Maciej Stachowiak mjs at apple.com
Sat Nov 10 21:17:32 PST 2012


On Nov 7, 2012, at 8:52 AM, Ojan Vafai <ojan at chromium.org> wrote:

> On Wed, Nov 7, 2012 at 6:23 AM, Simon Pieters <simonp at opera.com> wrote:
> 
>> My impression from TPAC is that implementors are on board with the idea of
>> adding <main> to HTML, and we're left with Hixie objecting to it.
>> 
> 
> For those of use who couldn't make it, which browser vendors voiced
> support? I assume Opera since you're writing this thread.

I personally think <main> would be useful. I don't think it has a huge benefit, but it has modest benefits, like <aside>, <header>, <footer> and <section>. I also think the implementation costs are low. The reasons I think it has some benefits:

- Even though heuristics (such as the scooby-doo algorithm or even guesses based on role or class, or the layout) will always be necessary in some cases, it's still good to have a simple and relatively trustworthy marker of the main content. This is useful both for accessibility purposes and for other browser features that want to find the main content. In many cases, we have found that even when semantics can be heuristically inferred, having an explicit marker is still useful. For example, you can usually guess that some text is an address, but we still have a microformat that helps identify such data unambiguously.

- From a language design perspective, it seems inelegant to identify the main content solely by what it is not. I realize that this is a matter of taste and that tastes may differ. By analogy, in imperative programming languages that have a main function, it is generally marked with as specific name rather than just by not being any of the non-main functions.
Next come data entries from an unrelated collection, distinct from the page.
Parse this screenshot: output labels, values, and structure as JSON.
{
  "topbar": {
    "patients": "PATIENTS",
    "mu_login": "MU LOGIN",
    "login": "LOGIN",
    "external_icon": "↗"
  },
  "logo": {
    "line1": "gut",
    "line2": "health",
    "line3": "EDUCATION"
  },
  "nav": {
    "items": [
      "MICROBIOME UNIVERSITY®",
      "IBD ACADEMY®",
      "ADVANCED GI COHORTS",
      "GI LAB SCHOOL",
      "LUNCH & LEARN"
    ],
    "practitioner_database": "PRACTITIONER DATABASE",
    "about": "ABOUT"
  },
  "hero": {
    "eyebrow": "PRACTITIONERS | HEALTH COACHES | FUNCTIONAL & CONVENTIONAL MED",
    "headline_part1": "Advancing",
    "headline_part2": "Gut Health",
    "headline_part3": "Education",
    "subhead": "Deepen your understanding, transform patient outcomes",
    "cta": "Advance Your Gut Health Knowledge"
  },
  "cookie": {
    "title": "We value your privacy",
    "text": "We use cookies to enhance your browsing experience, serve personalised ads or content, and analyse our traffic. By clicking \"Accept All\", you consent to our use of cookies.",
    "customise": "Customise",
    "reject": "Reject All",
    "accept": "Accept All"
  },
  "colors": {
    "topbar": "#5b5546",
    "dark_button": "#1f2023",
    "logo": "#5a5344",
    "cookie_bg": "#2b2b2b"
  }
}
This is not perfectly analogous, but it still seems motivating to me.

- The "Scooby-Doo algorithm" is not actually defined in HTML5 afaict so I am not sure what the spec recommends to find the main content or which elements should be excluded. I presume that header, nav, footer and aside are excluded. What about address? small? Arbitrary other elements with non-main ARIA landmark roles? It seems insufficient to me to say that the use case of finding the main content is satisfied by an algorithm that's ambiguous and not actually defined anywhere. Given the state of play, authors have no way to be confident that their main content can be identified correctly, and implementors have no way to know how to find it.

- I'm not confident that the sectioning elements in HTML5 exhaustively cover all possible forms of non-main content. If not, then it's likely that authors will have legitimate reason to have non-main content inside <body> which cannot reliably be skipped by the Scooby-Doo algorithm. 
 

Overall, I would not fall on my sword to get the <main> element into WebKit but I would not reject a patch to add it either, assuming a sufficiently good spec exists for it somewhere.


> This idea doesn't seem to address any pressing use-cases. I don't expect
> authors to use it as intended consistently enough for it to be useful in
> practice for things like Safari's Reader mode. You're stuck needing to use
> something like the Scooby-Doo algorithm most of the time anyways. I don't
> outright object, but I think our time would be better spent on addressing
> more pressing problems with the web platform.

The same argument could have been made for <article>, but the implementation cost was so low that the benefit didn't have to be huge. I think the same applies to <main>.